The sun is streaming through the windows of my studio apartment. Donovan is long gone.

During the several hours I spent at the police station last night, I repeated my account of finding the bodies once again, got fingerprinted to rule my prints off anything in the apartment, and handed the baby girl over to a woman from Child Protective Ser­vices.

“It looks like most of her relatives were in that apartment, but luckily, the police have located her father. We'll take good care of her until he can come get her,” the woman said and handed me her card. Mrs. Kirkland. No first name. Like a kindergarten teacher.

The last image I have of the girl is her reaching over the woman's shoulder, arms outstretched toward me, her face bright red from howling.

I know she'll be with her father soon, but I can't help feel I let her down.

The clock shows it's past nine. I'm late to work.

Thinking of work sends me sitting straight up in bed.
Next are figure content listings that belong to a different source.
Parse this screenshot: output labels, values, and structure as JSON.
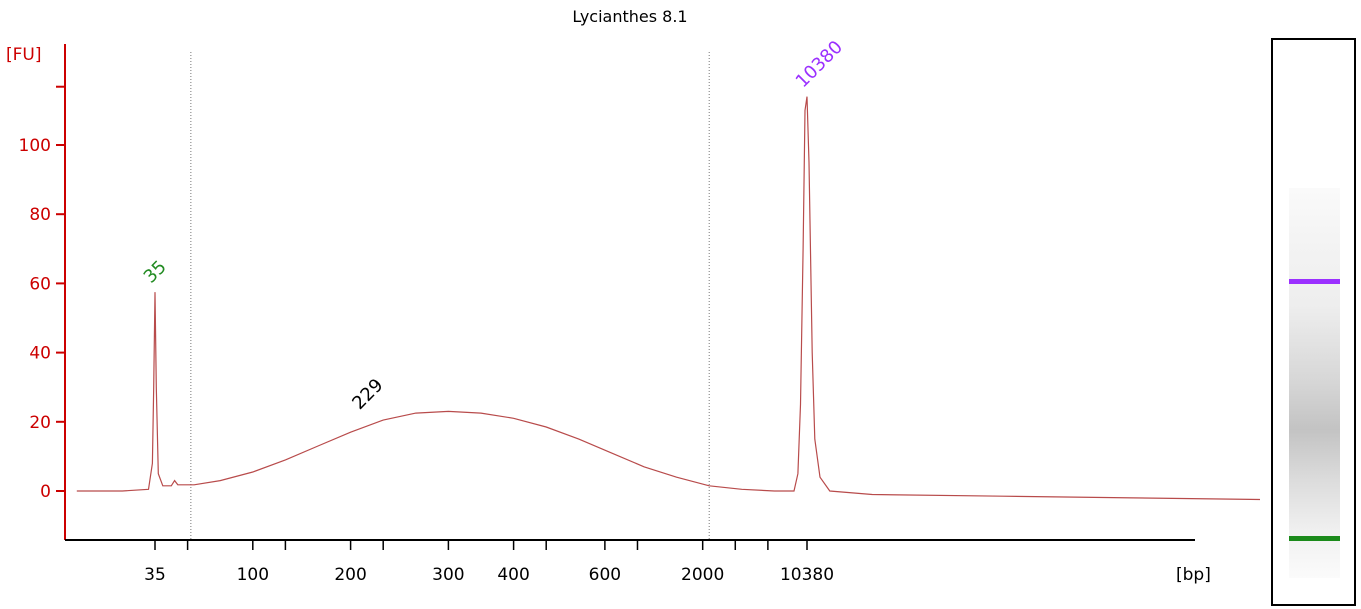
{
  "chart_data": {
    "type": "line",
    "title": "Lycianthes 8.1",
    "ylabel": "[FU]",
    "xlabel": "[bp]",
    "ylim": [
      -14,
      118
    ],
    "yticks": [
      0,
      20,
      40,
      60,
      80,
      100
    ],
    "xticks": [
      {
        "label": "35",
        "pos": 0.0
      },
      {
        "label": "",
        "pos": 0.5
      },
      {
        "label": "100",
        "pos": 1.5
      },
      {
        "label": "",
        "pos": 2.0
      },
      {
        "label": "200",
        "pos": 3.0
      },
      {
        "label": "",
        "pos": 3.5
      },
      {
        "label": "300",
        "pos": 4.5
      },
      {
        "label": "400",
        "pos": 5.5
      },
      {
        "label": "",
        "pos": 6.0
      },
      {
        "label": "600",
        "pos": 6.9
      },
      {
        "label": "",
        "pos": 7.4
      },
      {
        "label": "2000",
        "pos": 8.4
      },
      {
        "label": "",
        "pos": 8.9
      },
      {
        "label": "",
        "pos": 9.4
      },
      {
        "label": "10380",
        "pos": 10.0
      }
    ],
    "xlim": [
      -1.2,
      17.1
    ],
    "series": [
      {
        "color": "#b84b4b",
        "points": [
          [
            -1.2,
            0
          ],
          [
            -0.5,
            0
          ],
          [
            -0.1,
            0.5
          ],
          [
            -0.04,
            8
          ],
          [
            -0.02,
            30
          ],
          [
            0.0,
            57.5
          ],
          [
            0.02,
            30
          ],
          [
            0.05,
            5
          ],
          [
            0.12,
            1.5
          ],
          [
            0.25,
            1.5
          ],
          [
            0.3,
            3
          ],
          [
            0.35,
            1.8
          ],
          [
            0.6,
            1.8
          ],
          [
            1.0,
            3
          ],
          [
            1.5,
            5.5
          ],
          [
            2.0,
            9
          ],
          [
            2.5,
            13
          ],
          [
            3.0,
            17
          ],
          [
            3.5,
            20.5
          ],
          [
            4.0,
            22.5
          ],
          [
            4.5,
            23
          ],
          [
            5.0,
            22.5
          ],
          [
            5.5,
            21
          ],
          [
            6.0,
            18.5
          ],
          [
            6.5,
            15
          ],
          [
            7.0,
            11
          ],
          [
            7.5,
            7
          ],
          [
            8.0,
            4
          ],
          [
            8.5,
            1.5
          ],
          [
            9.0,
            0.5
          ],
          [
            9.5,
            0
          ],
          [
            9.8,
            0
          ],
          [
            9.86,
            5
          ],
          [
            9.9,
            25
          ],
          [
            9.94,
            70
          ],
          [
            9.97,
            110
          ],
          [
            10.0,
            114
          ],
          [
            10.03,
            95
          ],
          [
            10.08,
            40
          ],
          [
            10.12,
            15
          ],
          [
            10.2,
            4
          ],
          [
            10.35,
            0
          ],
          [
            11.0,
            -1
          ],
          [
            13.0,
            -1.5
          ],
          [
            15.0,
            -2
          ],
          [
            17.1,
            -2.5
          ]
        ]
      }
    ],
    "peaks": [
      {
        "label": "35",
        "x": 0.0,
        "y": 57.5,
        "color": "#228b22"
      },
      {
        "label": "229",
        "x": 3.2,
        "y": 21,
        "color": "#000000"
      },
      {
        "label": "10380",
        "x": 10.0,
        "y": 114,
        "color": "#9b30ff"
      }
    ],
    "vlines": [
      0.55,
      8.5
    ],
    "colors": {
      "axis": "#cc0000",
      "trace": "#b84b4b"
    },
    "grid": false
  },
  "gel": {
    "bands": [
      {
        "color": "#9b30ff"
      },
      {
        "color": "#1a8a1a"
      }
    ]
  }
}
I never returned the messages on my cell phone last night. I meant to call my editor, Matt Kellogg, and tell him everything as soon as the police released me, but when I saw it was past midnight—­past our deadline—­I went home and fell into bed.

A knot forms in my stomach when I think about the newspaper, but I couldn't exactly excuse myself from being questioned as a witness in a mass murder by telling the cops I was on deadline.
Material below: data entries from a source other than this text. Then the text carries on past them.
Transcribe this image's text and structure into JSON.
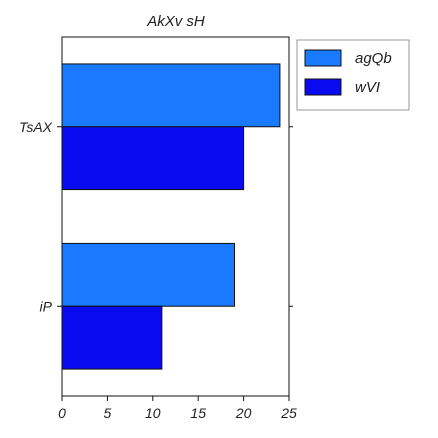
{
  "chart_data": {
    "type": "bar",
    "orientation": "horizontal",
    "title": "AkXv sH",
    "xlabel": "",
    "ylabel": "",
    "categories": [
      "TsAX",
      "iP"
    ],
    "series": [
      {
        "name": "agQb",
        "color": "#1a7aff",
        "values": [
          24,
          19
        ]
      },
      {
        "name": "wVI",
        "color": "#0a0af0",
        "values": [
          20,
          11
        ]
      }
    ],
    "xlim": [
      0,
      25
    ],
    "xticks": [
      0,
      5,
      10,
      15,
      20,
      25
    ],
    "grid": false,
    "legend_position": "outside-top-right"
  }
}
Guilt is replaced by a pang of longing. Even though I never saw her before yesterday afternoon, my arms yearn to hold that baby, as if they'd spent the last year cradling that girl and now there's a phantom feeling of something missing. It doesn't make sense. I don't even know her name.

In the kitchen, Dusty winds himself around my bare legs as I dump some cat food in his bowl and cut up some small pieces of cheese to make up for his late breakfast.
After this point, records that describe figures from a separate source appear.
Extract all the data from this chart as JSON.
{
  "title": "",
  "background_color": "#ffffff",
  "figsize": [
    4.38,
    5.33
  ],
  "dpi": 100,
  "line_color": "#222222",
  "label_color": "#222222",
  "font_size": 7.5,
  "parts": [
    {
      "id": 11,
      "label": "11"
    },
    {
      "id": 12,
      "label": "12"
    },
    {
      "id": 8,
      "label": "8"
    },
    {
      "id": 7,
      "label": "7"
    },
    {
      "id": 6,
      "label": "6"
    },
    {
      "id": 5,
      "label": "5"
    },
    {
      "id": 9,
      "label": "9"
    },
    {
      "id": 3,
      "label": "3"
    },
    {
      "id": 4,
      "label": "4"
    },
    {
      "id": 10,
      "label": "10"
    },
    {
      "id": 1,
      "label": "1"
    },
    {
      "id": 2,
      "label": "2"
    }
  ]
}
Next, I head straight to the bathroom and stick the thermometer in my mouth before logging the numbers on the chart I have taped to the wall. When I'm done and see today's temperature next to the number from yesterday, my heart pounds so hard that I feel it in my throat. I'm ovulating.

I dial Donovan. His voice mail picks up.

“Are you in the city? I just took my temperature, and I need you to come home if you're still around. Otherwise, let's meet back here tonight. Love you.”

I hang up, and a tiny tendril of hope unfurls. We can try again tonight.
Please make it work this time
.

After starting the moka pot on the stove, I heat some milk and set out my big coffee bowl. Donovan has left out the sourdough bread for me on the kitchen table and scribbled a note:

“Wanted to let you sleep in. Call me if you need to talk or grab lunch or something. See you tonight.” He signed it “D” with a big heart around it.

Once the coffee percolates, I pour the liquid gold into my big mug and top it with the warm milk. Hopefully the caffeine will give me the kick start I need. I slept fitfully, glancing at my red clock numbers every half hour until about 4:00 a.m., when I must've fallen into such a deep sleep that I slept through Donovan getting ready for work.

Besides the note and bread, other signs he was there remain . . . an empty press pot of coffee, bread crumbs from his toast on the table, a knife smeared with Bonne Maman wild blueberry preserves in the sink. The stack of newspapers he usually leaves for me is missing, though. The coffee table in front of my beat-­up red velvet couch is also bare. I peek out onto my balcony, where we sometimes have coffee on sunny mornings, but the papers aren't there, either.

I need to know what the
Bay Herald
had on the murders. That way I'll know how deep shit I'm in when I get to work.

As the hot water beats down on my head in the shower, a memory rushes back, as it sometimes does when I'm especially tired, like this morning.

I'm staring at the monitor off to the side of the exam table. Anxiety surges through me. The cold, flat metal slides around the slimy jelly on my abdomen. The flickering gray-­and-­white image on the monitor shows a tiny, shrimplike object curled into a comma. Not moving.

Please, God. Please let there be a heartbeat.

Wetness slips down my cheek into my ear. It takes me a few seconds to realize the doctor has removed the cold metal from my belly and gently pulled down my exam gown. She takes my hand in hers. Before she says a word, I see her eyes as she leans down. Before her lips move, I already know what she'll say.